Confira os principais tópicos de cada categoria, segundo os cientistas.

Creatina é um dos suplementos esportivos mais populares da atualidade. Segundo pesquisa, de fato a substância oferece benefícios. Foto: TatjanaMeininger/Adobe Stock
Mitos sobre a creatina
- O horário de consumo importa?
Não. A creatina tende a ser armazenada em nosso organismo e o efeito é definido pelo seu estoque em nosso corpo.

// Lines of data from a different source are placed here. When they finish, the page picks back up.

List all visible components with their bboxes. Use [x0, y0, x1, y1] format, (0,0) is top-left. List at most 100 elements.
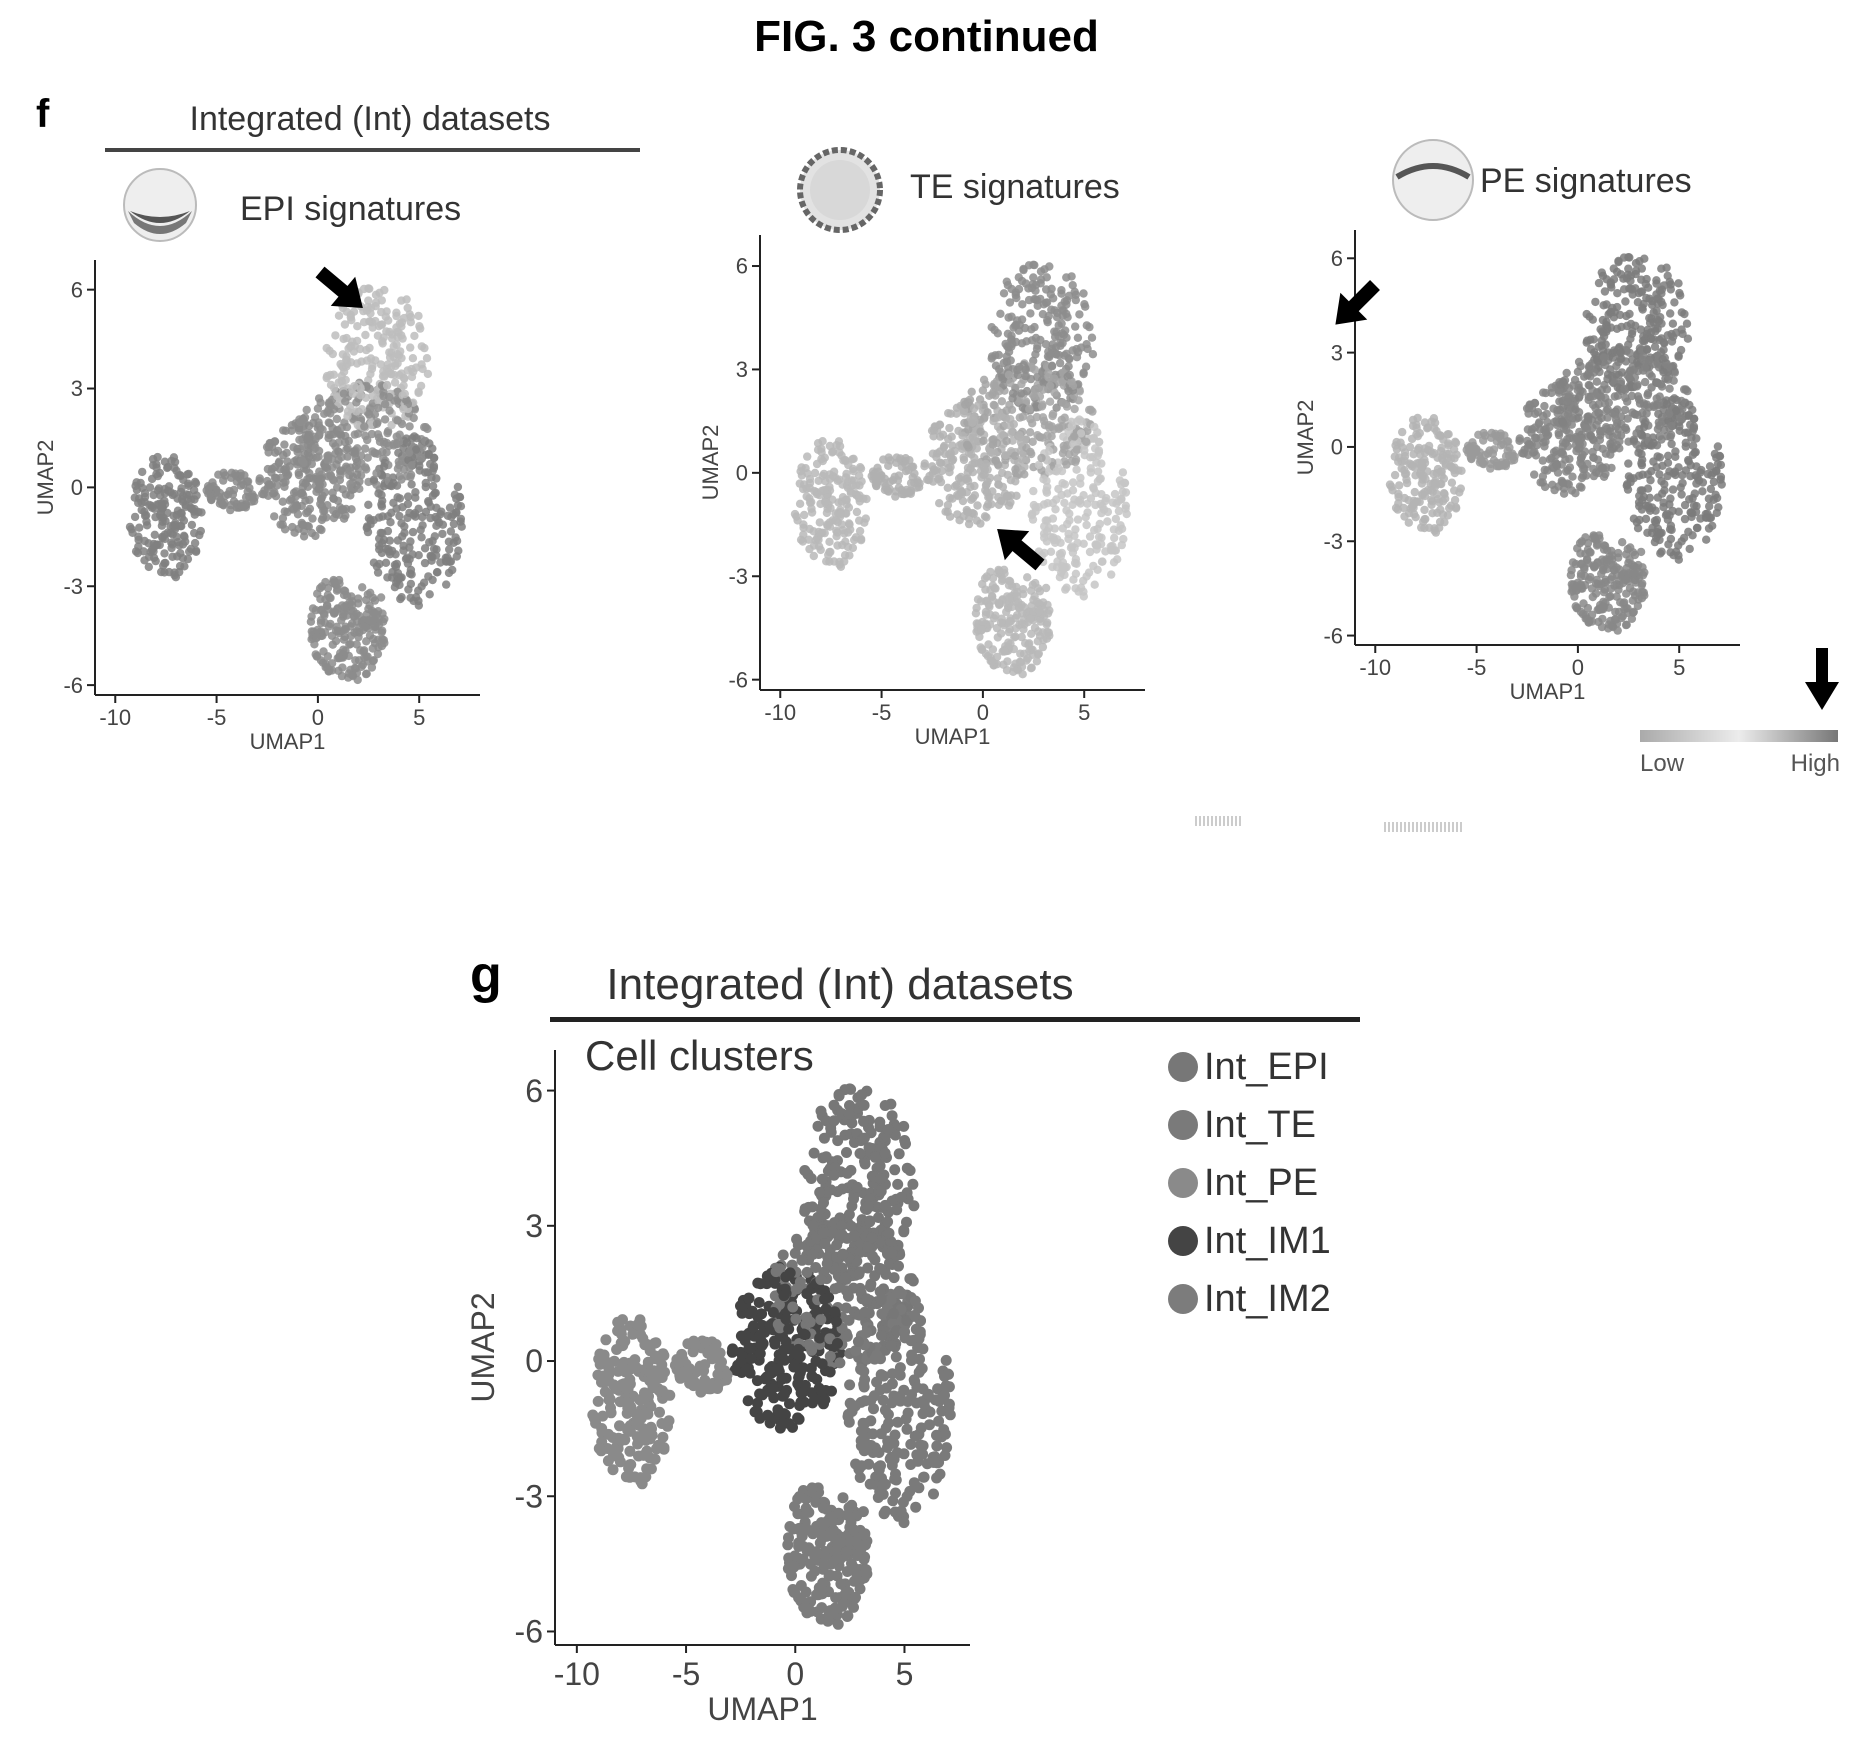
cell-point — [1114, 506, 1124, 516]
cell-point — [1055, 549, 1065, 559]
cell-point — [255, 476, 264, 486]
cell-point — [1657, 297, 1666, 307]
cell-point — [1004, 370, 1014, 379]
cell-point — [923, 475, 932, 484]
cell-point — [1072, 465, 1081, 474]
cell-point — [1605, 592, 1614, 602]
cell-point — [1635, 491, 1644, 500]
cell-point — [901, 1162, 913, 1174]
cell-point — [364, 500, 373, 509]
cell-point — [1474, 430, 1483, 439]
cell-point — [134, 532, 143, 541]
cell-point — [1662, 432, 1671, 441]
cell-point — [426, 513, 435, 523]
cell-point — [999, 289, 1009, 298]
cell-point — [1547, 383, 1557, 392]
cell-point — [835, 557, 844, 567]
cell-point — [1407, 434, 1417, 444]
cell-point — [1500, 460, 1509, 470]
cell-point — [348, 389, 358, 398]
cell-point — [1005, 625, 1014, 634]
cell-point — [1030, 295, 1039, 304]
cell-point — [946, 409, 955, 418]
cell-point — [1064, 534, 1073, 544]
cell-point — [140, 536, 149, 546]
cell-point — [1032, 597, 1042, 607]
cell-point — [372, 469, 381, 478]
cell-point — [1021, 372, 1030, 381]
cell-point — [155, 540, 164, 550]
cell-point — [908, 462, 918, 471]
cell-point — [414, 388, 423, 398]
cell-point — [373, 403, 383, 413]
cell-point — [339, 367, 349, 376]
cell-point — [382, 327, 391, 336]
cell-point — [278, 514, 288, 523]
cell-point — [445, 545, 454, 554]
cell-point — [1058, 479, 1067, 488]
cell-point — [1440, 489, 1449, 499]
cell-point — [1109, 525, 1119, 534]
cell-point — [792, 1239, 804, 1251]
cell-point — [290, 457, 299, 466]
cell-point — [217, 498, 226, 507]
cell-point — [309, 418, 318, 428]
cell-point — [1062, 562, 1071, 572]
cell-point — [1103, 517, 1112, 526]
cell-point — [1599, 332, 1609, 341]
cell-point — [305, 469, 314, 478]
cell-point — [1436, 431, 1445, 441]
cell-point — [945, 512, 955, 521]
cell-point — [852, 507, 862, 517]
cell-point — [343, 452, 352, 461]
cell-point — [994, 492, 1003, 502]
cell-point — [1607, 463, 1616, 473]
cell-point — [829, 467, 839, 476]
cell-point — [137, 498, 146, 507]
cell-point — [1038, 385, 1048, 394]
cell-point — [1043, 618, 1052, 627]
cell-point — [295, 435, 304, 444]
cell-point — [342, 445, 351, 454]
cell-point — [1441, 461, 1451, 470]
cell-point — [1671, 547, 1681, 556]
cell-point — [402, 472, 411, 481]
cell-point — [416, 525, 425, 534]
cell-point — [1518, 449, 1527, 458]
cell-point — [1674, 279, 1683, 288]
cell-point — [1013, 370, 1023, 380]
cell-point — [1623, 414, 1632, 423]
cell-point — [1652, 276, 1661, 285]
cell-point — [998, 468, 1007, 478]
cell-point — [1627, 560, 1637, 569]
cell-point — [352, 470, 362, 479]
cell-point — [996, 629, 1006, 638]
cell-point — [274, 458, 283, 468]
cell-point — [1052, 403, 1061, 412]
cell-point — [243, 487, 252, 496]
cell-point — [1026, 309, 1035, 318]
cell-point — [967, 387, 976, 396]
cell-point — [1582, 309, 1591, 319]
cell-point — [1532, 440, 1542, 450]
cell-point — [1637, 505, 1647, 514]
panel-f-group-title: Integrated (Int) datasets — [189, 100, 551, 138]
cell-point — [1424, 441, 1434, 451]
cell-point — [263, 464, 273, 474]
cell-point — [322, 343, 331, 353]
cell-point — [358, 583, 367, 592]
cell-point — [1635, 257, 1644, 266]
cell-point — [1426, 486, 1435, 495]
cell-point — [1064, 386, 1073, 396]
cell-point — [157, 567, 166, 577]
cell-point — [1411, 471, 1420, 480]
cell-point — [1713, 442, 1723, 451]
cell-point — [340, 602, 349, 612]
cell-point — [1623, 270, 1633, 279]
cell-point — [1067, 542, 1077, 551]
cell-point — [429, 544, 439, 553]
arrow-icon — [1335, 280, 1380, 325]
cell-point — [373, 331, 383, 340]
cell-point — [1393, 505, 1402, 514]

Portanto, não faz diferença o horário de consumo, apenas a frequência.
No entanto, existe um limite para a quantidade de creatina que o organismo é capaz de absorver e armazenar. “Você não consegue estocá-la indefinidamente”, explica Roschel.
O ponto é que esse limite, assim como o fornecimento de energia durante os exercícios físicos, vai ser atingido independentemente do momento da ingestão.
- Creatina faz urinar mais?
É comum começar a ingerir creatina e perceber um aumento na frequência de idas ao banheiro para fazer xixi. Essa relação já virou tema de pesquisas e as evidências científicas sugerem, até o momento, que a produção mais intensa de urina está mais relacionada a uma maior ingestão de líquidos.
Afinal, quando as pessoas dão início a uma rotina de consumo de suplementos, especialmente durante períodos de treinamento físico, elas normalmente bebem mais água. Consequentemente, fazem mais xixi.
- A creatina pode causar câncer?
Muita repercussão negativa surgiu após um artigo de revisão levantar a possibilidade de que o consumo de carnes cozidas e processadas, que contêm creatina e seu subproduto creatinina, poderia levar à produção de compostos com potencial cancerígeno, como as chamadas aminas heterocíclicas, que se formam durante o cozimento.
No entanto, essa formação ocorre apenas em condições específicas, como quando carnes são assadas em excesso. Além disso, está comprovado que a ingestão de suplementos de creatina nas doses adequadas, indicadas por um especialista, não leva a esse processo.
Além da revisão científica, o grupo internacional de pesquisadores realizou testes próprios para investigar essa hipótese. “A gente fez um experimento com doses e tempo de suplementação diferentes. Então, avaliamos por três meses a formação desses compostos carcinogênicos e não houve qualquer relação da ingestão de creatina em doses baixas ou altas com a formação deles”, descreve o pesquisador Hamilton Roschel.
- Café atrapalha a absorção da creatina?
No passado, circulou um estudo que indicava um possível prejuízo no efeito da creatina quando ela é consumida junto à cafeína, uma das principais substâncias encontradas no café. No entanto, pesquisas recentes não conseguiram reproduzir esse resultado. “Desse modo, é improvável que a cafeína prejudique o efeito da creatina”, afirma Gualano.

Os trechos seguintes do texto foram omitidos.